Create an education platform for condo-board
volunteers, who sometimes must deal with complicated financial and architectural issues.

Create a state database of every condo in Florida, where everything from inspection records to financials would be available to the public.

Create a Condo Board Task Force pilot program to address condo fraud. The task force, proposed by Miami-Dade State Attorney Katherine Fernandez Rundle, would correct gaps in the laws and establish criminal penalties for some irregularities in the administration of condos, such as electoral fraud, embezzlement of condo fees and falsifying signatures on ballots for condo boards of directors and conflicts of interest.

These are a good start, and there may be other bills filed to reduce the number of decades between building inspections and on condo-association reserves.

However, the Champlain Towers collapse should be considered a bellwether event, a tragic heads-up that should have lawmakers rallying around solutions. But, instead, they’re just nibbling around the edges of the problem, not tackling its more challenging aspects.

The good news is that a task force of the Florida Bar has done a lot of the heavy lifting for them, proposing solid condo-law reforms. These include:

Requiring more details within the maintenance plans that Florida law now requires condominium developers to produce for unit owners preparing to take over management of new buildings. Condo associations would be required to hire architects or engineers to update the reports every five years

Making it easier for unit owners to learn about building maintenance issues and to force boards to take action. Owners would have the right to ask courts to intervene if board members aren’t responding to repairs called for by inspection reports.

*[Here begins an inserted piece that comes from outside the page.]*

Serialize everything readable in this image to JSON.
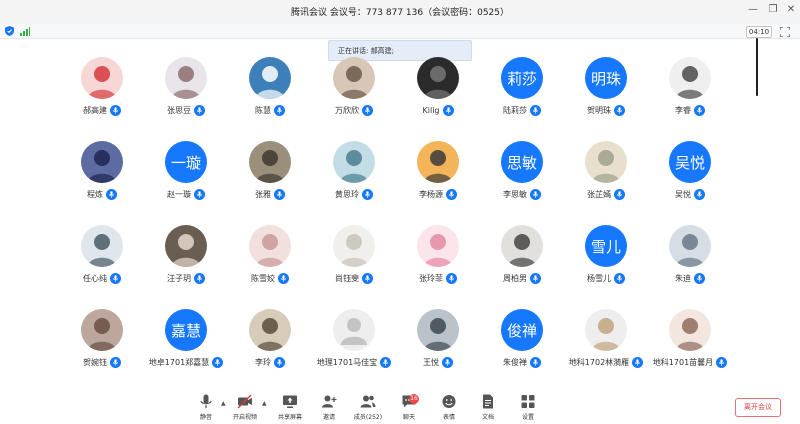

Tightening existing state laws on maintenance reserves, which now can be waived by a vote of unit owners. Developers also can waive reserve fees for the first two years of a building’s life, before owners take control. The task force recommended ending the developer waiver and also requiring a 75% vote by owners to waive reserves and, even then, only to an amount that would still fund half of the required savings for long-term maintenance.

Making it easier for condo associations to impose assessments for needed repairs without votes by unit owners.

None of this will be easy to achieve, but none of this will be achieved unless lawmakers take their jobs seriously. These are the quality-of-life issues they should be rallying around to find solutions. Instead, they are wasting their time — and our money — handcuffing local government while simultaneously fighting unnecessary culture wars.

Election integrity

One area where compliant Republican lawmakers may be less willing to do the governor’s bidding is in creating a needless state office of election-fraud investigation, staffed by 52 people and costing nearly $6 million — even though there’s little evidence of fraud, let alone the need for a heavily staffed and expensive office to investigate. This, after DeSantis crowed last year that the 2020 elections went off without a hitch.

This is one of those mischief-making proposals with the potential to do real damage to election integrity. It has a Trumpy “I plan to win at all costs in 2024” aura about it. GOP leaders rightly have been lukewarm on this one, giving us a small flicker of hope that true conservatives still exist.